Today the real motive of the student-youth movement is to fight for “equal and free education to all and employment to all” rather than splitting amongst themselves on reservation. If system is not based on profits of capitalists but functions for needs of common mass, then education and employment can be provided to everyone, a system which is completely governed by common masses then and only then chains of these century old worthless traditions will break and humanity can march forward.
We hope you will ponder over these questions and you will contact us even if you disagree. Come, let’s sit together, do not split but unite and launch a struggle for an equal society and system by engaging our collective strength and wisdom.

Responsibility of a scientist

Every action has equal and opposite reaction. This is a basic law of natural science. This law holds its counterpart in the human society also: ‘oppression breeds resistance’. This is a basic law of social science. But the lives in the campus seem to defy this law!
Silence is reigning in the campuses for past two decades; there has been no student movement over real issues. What is the reason behind this exception? We must try to seek truth from the facts. Before we jump to any conclusion, let’s cast a glance upon the facts related to the higher education in our country.

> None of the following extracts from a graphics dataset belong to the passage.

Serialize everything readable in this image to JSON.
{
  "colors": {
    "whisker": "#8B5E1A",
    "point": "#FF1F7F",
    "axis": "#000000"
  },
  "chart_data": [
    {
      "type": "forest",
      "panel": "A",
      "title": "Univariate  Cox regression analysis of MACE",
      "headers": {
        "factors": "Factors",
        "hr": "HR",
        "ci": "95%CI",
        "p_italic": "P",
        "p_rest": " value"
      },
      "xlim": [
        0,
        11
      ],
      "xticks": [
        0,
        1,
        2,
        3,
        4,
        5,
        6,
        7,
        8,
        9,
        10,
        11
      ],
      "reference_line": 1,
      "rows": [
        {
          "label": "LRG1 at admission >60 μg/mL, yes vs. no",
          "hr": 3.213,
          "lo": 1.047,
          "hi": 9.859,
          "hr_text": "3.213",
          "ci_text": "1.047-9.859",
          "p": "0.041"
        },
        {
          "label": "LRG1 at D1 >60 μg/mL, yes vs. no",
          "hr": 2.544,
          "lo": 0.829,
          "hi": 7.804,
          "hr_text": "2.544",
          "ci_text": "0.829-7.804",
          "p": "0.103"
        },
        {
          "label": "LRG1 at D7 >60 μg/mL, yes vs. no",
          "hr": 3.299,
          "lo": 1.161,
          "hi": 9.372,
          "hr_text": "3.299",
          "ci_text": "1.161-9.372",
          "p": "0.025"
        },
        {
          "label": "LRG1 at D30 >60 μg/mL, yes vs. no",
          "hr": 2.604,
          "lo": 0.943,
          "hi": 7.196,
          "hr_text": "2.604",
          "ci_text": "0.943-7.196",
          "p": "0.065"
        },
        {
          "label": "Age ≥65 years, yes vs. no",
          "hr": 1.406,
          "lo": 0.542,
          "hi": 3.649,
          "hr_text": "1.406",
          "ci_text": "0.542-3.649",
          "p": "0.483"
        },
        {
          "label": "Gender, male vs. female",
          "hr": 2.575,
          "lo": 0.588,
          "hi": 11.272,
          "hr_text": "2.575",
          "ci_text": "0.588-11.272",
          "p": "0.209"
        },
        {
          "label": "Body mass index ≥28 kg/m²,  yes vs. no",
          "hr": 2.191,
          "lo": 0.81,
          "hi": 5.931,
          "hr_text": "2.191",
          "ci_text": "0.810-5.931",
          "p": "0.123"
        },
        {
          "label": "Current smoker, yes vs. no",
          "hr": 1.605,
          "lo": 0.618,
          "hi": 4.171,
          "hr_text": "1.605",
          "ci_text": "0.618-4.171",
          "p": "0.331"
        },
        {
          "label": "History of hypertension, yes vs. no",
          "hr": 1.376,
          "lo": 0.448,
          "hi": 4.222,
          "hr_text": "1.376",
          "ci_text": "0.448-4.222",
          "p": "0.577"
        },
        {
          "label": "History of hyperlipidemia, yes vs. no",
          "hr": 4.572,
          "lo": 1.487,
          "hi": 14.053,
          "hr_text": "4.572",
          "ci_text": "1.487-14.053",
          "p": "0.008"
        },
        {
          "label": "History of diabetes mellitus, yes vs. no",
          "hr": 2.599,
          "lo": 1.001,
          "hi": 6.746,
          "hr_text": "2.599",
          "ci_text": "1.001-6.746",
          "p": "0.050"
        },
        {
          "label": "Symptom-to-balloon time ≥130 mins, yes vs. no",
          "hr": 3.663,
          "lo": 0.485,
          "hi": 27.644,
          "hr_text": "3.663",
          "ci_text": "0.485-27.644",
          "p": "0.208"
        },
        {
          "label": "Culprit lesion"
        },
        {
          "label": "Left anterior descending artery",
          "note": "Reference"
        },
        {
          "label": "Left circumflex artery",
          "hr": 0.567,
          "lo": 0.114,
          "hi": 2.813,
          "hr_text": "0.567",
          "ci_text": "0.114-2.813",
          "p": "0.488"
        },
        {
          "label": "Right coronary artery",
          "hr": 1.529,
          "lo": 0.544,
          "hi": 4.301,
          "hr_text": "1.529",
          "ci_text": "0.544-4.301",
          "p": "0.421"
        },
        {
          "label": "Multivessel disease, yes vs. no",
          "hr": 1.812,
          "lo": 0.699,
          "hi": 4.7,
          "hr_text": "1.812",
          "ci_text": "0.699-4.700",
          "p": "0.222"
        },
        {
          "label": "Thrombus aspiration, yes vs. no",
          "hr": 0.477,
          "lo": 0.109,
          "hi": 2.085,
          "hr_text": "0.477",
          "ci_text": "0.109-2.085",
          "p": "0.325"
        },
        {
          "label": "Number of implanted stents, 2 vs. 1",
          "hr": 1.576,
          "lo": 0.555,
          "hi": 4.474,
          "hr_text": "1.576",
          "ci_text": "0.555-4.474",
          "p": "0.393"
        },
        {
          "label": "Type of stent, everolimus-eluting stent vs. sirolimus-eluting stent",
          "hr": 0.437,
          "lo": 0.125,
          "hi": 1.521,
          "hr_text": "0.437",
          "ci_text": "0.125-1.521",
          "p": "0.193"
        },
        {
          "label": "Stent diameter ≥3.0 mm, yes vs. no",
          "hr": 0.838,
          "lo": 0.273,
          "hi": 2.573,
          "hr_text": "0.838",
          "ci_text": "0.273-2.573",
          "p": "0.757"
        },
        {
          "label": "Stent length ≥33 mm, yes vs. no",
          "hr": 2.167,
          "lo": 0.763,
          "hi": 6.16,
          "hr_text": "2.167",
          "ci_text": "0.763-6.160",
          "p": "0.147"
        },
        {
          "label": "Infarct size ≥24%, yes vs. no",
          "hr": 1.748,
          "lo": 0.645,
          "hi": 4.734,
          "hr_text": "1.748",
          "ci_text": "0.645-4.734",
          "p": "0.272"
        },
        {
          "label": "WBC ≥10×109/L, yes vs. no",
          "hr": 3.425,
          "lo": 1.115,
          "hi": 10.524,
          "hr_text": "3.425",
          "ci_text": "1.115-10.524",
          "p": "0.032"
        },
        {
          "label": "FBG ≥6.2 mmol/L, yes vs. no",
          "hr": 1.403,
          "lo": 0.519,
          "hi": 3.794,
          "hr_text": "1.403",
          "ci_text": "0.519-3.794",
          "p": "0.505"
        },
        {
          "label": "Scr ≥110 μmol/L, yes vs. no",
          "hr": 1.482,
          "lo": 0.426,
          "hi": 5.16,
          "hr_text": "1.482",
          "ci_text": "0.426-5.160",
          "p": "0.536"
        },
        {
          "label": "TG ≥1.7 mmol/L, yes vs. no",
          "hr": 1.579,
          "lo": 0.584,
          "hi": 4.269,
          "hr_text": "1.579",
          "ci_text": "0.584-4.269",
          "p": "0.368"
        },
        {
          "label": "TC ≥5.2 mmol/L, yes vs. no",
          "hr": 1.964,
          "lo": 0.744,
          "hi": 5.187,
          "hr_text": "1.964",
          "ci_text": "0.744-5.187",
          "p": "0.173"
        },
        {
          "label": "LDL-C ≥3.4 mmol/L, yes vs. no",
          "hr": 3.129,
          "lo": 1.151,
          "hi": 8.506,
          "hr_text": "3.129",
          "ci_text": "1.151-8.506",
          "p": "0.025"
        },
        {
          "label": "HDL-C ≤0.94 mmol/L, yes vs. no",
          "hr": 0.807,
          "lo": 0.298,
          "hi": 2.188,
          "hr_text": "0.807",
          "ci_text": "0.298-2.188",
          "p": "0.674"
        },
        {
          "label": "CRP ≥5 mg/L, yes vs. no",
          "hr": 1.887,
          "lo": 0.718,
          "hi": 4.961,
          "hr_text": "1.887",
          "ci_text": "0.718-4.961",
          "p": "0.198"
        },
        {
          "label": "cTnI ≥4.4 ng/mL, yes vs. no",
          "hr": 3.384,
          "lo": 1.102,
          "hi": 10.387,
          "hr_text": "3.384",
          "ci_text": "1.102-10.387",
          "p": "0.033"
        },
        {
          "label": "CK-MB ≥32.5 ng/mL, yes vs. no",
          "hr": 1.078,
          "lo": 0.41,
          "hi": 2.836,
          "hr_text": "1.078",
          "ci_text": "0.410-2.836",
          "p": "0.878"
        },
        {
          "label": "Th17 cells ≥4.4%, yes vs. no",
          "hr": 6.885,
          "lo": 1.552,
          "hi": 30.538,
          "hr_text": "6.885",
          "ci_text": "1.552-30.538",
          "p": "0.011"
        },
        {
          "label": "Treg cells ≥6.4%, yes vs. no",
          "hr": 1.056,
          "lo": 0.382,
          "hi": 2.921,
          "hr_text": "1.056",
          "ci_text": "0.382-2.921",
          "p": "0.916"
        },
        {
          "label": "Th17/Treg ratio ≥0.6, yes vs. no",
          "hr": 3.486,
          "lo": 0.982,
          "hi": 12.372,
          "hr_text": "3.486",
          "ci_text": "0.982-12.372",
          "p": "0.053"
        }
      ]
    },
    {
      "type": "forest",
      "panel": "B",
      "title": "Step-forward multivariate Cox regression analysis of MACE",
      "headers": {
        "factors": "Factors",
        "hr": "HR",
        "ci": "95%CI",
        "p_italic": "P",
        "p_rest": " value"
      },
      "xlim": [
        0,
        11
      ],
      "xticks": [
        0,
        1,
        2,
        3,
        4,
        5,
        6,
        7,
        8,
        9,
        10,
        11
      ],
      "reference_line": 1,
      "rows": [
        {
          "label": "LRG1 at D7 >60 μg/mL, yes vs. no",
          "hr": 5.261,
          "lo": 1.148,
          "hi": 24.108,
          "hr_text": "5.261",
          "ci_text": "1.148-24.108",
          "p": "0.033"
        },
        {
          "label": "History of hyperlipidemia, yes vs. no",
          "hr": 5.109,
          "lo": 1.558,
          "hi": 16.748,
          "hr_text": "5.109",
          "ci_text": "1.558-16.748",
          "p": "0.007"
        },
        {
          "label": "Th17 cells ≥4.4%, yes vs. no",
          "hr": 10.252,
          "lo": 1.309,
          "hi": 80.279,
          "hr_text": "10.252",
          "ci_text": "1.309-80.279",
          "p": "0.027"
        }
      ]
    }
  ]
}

In India only 7% of the eligible population reaches to higher education, for past two decades as per government’s policy, seats have continuously been decreased and fees have been increased. The deduction in seats is not absolute but is relative in comparison to the number of applicants. Government has itself accepted that traditional higher education (B.A., B.Sc. etc) has lost its ‘signaling effect’ or are no longer job-oriented, whereas professional courses like engineering and medical have become belongings of higher middle and higher class. Management courses are not even affordable for higher middle class, only higher class can reach there. After the period of liberalization and globalization India’s education policies changed a lot and government is spending lesser on higher education and students are made to pay from their pockets. Till 1970, government was spending 1% of GNP which was reduced to 0.35% during the 1990s. In 1983, before implementation of new education policy, government had been paying 80% of higher education’s expenditure but in 1999 it was reduced to 67%. On the other side also, in engineering and medical education government is withdrawing its hands. Till 1960 there were only 15% private seats in engineering, but till 2004 this figure increased to 86.4%, in medical education also it has increased from 6.8% in 1960 to 40.9% in 2004. In management institutes this number is 90%. From all these statistics it is quite evident that government is privatizing the education, making it a commodity. Government itself has conceded that we are witnessing a jobless growth and has also contended that producing jobs is not responsibility of government!
The motive of all such policies must also be seen. If a student from humble background reaches higher education, he/she will soon comprehend the reality of this “competitive society”, his/her anger towards the system will be much greater and this feeling might prove to be very dangerous. So it is better to make these very dreams themselves so costly that common students cannot afford them.
The commodification of education is also the reason behind the changing class character of the students’ population; issues of the common masses do not concern them. That is why the social law of resistance fails to apply within the boundaries of campus. That law will become functional only when the sensitive students within campus will associate themselves with the struggles of the 93% eligible population who does not reach the campus. Only then, one can imagine of any change.